By one of those quirks of genetic history, South Africa is also home to a mutation that has the opposite effect of Arnold’s: one that causes not a deficiency of bone, but rather an excess. Far from having holes in their skulls, the victims of this second mutation have crania that are unusually massive. The mutation’s effects are not obvious at birth. The thick skulls and coarse features that characterise this syndrome only come with age. Unlike the boneless mutation, the extra-bone mutation is often lethal. Its victims usually die in middle age from seizures as the excess bone crushes some vital nerve. Again, unlike the boneless mutation, the thick-skull mutation is recessive and so is expressed in only a handful of people – inbred villagers descended from the original Dutchmen who founded the Cape Colony in the seventeenth century.

The mutation that causes this disorder disables a quite different sort of gene from CBFA1. The protein itself is called sclerostin, after the syndrome sclerosteosis. It is thought to be an inhibitor of BMPs – perhaps it binds to them and so disables them. This is how many BMP inhibitors work. In the early embryo, organiser molecules such as noggin restrict the action of BMP in just this way. Indeed, noggin mutations are responsible for yet another bone-overgrowth syndrome that affects only finger-bones and causes them to fuse together with age, rendering them immobile.

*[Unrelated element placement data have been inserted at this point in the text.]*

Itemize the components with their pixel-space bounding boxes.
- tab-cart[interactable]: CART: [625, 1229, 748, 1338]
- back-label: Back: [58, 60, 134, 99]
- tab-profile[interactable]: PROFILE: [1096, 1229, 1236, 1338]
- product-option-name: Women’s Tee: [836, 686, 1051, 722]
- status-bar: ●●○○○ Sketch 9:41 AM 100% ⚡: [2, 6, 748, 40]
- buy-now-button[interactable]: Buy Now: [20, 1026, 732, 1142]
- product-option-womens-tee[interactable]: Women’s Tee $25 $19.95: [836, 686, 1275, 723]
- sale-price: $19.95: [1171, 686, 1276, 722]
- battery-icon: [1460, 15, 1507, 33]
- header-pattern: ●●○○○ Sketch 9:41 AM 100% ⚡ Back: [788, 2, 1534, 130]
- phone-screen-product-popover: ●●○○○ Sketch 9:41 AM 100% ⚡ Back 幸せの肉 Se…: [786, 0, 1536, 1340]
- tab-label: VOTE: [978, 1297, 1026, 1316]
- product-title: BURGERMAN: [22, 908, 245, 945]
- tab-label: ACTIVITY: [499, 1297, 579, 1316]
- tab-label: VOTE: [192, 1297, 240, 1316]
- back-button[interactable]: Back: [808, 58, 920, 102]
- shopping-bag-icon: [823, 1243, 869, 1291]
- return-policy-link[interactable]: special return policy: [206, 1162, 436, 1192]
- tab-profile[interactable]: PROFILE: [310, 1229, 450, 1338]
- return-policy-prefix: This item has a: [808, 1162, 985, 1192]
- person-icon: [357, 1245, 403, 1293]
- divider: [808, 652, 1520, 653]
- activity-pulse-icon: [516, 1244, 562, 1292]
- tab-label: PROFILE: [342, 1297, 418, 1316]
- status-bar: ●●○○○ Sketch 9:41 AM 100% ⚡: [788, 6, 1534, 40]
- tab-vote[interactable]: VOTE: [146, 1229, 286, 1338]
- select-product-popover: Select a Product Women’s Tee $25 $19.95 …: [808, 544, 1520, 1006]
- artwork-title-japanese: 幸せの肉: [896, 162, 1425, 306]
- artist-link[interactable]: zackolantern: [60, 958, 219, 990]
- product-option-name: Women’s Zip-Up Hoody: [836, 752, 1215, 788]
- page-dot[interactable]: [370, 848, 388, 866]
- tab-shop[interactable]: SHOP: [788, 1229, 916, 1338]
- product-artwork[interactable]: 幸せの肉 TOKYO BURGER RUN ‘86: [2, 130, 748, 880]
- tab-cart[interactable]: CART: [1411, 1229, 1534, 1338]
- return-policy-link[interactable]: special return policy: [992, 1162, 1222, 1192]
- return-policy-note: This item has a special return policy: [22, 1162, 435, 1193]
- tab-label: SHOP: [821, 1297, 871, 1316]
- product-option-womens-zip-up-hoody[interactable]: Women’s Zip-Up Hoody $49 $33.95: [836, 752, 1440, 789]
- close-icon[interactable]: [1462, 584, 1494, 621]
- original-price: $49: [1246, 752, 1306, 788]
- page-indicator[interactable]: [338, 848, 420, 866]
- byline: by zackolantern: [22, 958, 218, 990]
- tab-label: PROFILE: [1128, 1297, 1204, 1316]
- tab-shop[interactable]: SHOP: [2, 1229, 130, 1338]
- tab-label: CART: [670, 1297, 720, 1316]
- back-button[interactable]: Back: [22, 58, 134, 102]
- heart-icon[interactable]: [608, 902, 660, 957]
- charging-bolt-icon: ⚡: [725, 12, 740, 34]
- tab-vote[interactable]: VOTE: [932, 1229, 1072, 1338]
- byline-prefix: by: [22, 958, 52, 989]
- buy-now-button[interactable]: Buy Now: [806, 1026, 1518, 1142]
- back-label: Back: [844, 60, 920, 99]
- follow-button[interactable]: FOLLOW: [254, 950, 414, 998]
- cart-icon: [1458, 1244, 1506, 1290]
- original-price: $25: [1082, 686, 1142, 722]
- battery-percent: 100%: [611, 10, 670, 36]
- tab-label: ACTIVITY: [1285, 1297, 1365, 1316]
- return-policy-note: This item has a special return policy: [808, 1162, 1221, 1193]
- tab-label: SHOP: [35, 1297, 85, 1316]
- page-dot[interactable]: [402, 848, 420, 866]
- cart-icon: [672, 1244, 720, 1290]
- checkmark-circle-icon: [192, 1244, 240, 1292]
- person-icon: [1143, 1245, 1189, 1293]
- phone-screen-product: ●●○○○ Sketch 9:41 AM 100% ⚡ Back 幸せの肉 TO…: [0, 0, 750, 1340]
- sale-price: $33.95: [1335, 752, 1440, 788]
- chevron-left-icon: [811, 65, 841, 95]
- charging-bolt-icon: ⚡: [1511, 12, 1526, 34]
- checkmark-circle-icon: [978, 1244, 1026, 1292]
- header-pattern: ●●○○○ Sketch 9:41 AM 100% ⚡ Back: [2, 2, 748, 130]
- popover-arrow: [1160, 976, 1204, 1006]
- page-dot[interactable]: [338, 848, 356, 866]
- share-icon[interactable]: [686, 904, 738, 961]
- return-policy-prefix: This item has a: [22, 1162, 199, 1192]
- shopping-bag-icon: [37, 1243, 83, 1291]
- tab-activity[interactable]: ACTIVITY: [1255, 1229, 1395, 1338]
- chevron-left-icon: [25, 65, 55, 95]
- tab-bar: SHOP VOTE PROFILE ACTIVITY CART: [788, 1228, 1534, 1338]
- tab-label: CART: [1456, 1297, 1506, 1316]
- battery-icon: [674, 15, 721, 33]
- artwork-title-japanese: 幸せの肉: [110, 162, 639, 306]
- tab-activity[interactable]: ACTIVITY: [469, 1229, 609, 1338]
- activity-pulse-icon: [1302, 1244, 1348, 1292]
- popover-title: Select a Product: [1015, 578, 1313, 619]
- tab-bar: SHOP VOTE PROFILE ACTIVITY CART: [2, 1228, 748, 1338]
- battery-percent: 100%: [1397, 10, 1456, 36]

Surplus-bone disorders illustrate the need that our bodies have to keep BMPs under control. Yet fused fingers and even thick skulls are relatively mild manifestations of the ability of BMPs to produce bone in inconvenient places. Another disease shows the extent of what can go wrong when osteoblasts proliferate throughout the body and make bone wherever they please. The disorder is known as fibrodysplasia ossificans progressiva or FOP. It is rare: estimates put the number of people afflicted with it worldwide at about 2500, but only a few hundred are actually known to specialists in the disease. Its most famous victim was an American man by the name of Harry Raymond Eastlack. In 1935, Harry, then a five-year-old, broke his leg while playing with his sister. The fracture set badly and left him with a bowed left femur. Shortly afterwards, he also developed a stiff hip and knee. The stiffness was not, however, caused by the original break, but rather by bony deposits that had grown on his adductor and quadriceps muscles.

As Harry grew older, the bony deposits spread throughout his body. They appeared in his buttocks, chest and neck and also his back. By 1946 his left leg and hip had completely seized up; his torso had become permanently bent at a thirty-degree angle; bony bridges had formed between his vertebrae, and the muscles of his back had turned to sheets of bone. Attempts were made to surgically excise the bone, but it grew back – harder and more pervasive than before. At the age of twenty-three, he was placed in an institution for the chronically disabled. By the time of his death in 1973, his jaws had seized up and he could no longer speak.

Harry Eastlack requested that his skeleton be kept for scientific study, and today it stands in Philadelphia’s Mutter Museum. Bound in extra sheets, struts and pinnacles of bone that ramify across the limbs and ribcage, the skeleton is, in effect, that of a forty-year-old man encased in another skeleton, but one that is inchoate and out of control. The cause of the disease is understood in general terms. The bodies of FOP patients do not respond to tissue trauma in the normal way. Bruises and sprains, instead of being repaired with the appropriate tissue, are repaired with osteoblasts and the new tissue turns to bone. This has all the hallmarks of an error in BMP production or control, but the mutation itself has not yet been identified. The search may well be a long one. FOP patients rarely have children, so the causal gene cannot be mapped by searching through long pedigrees of afflicted families.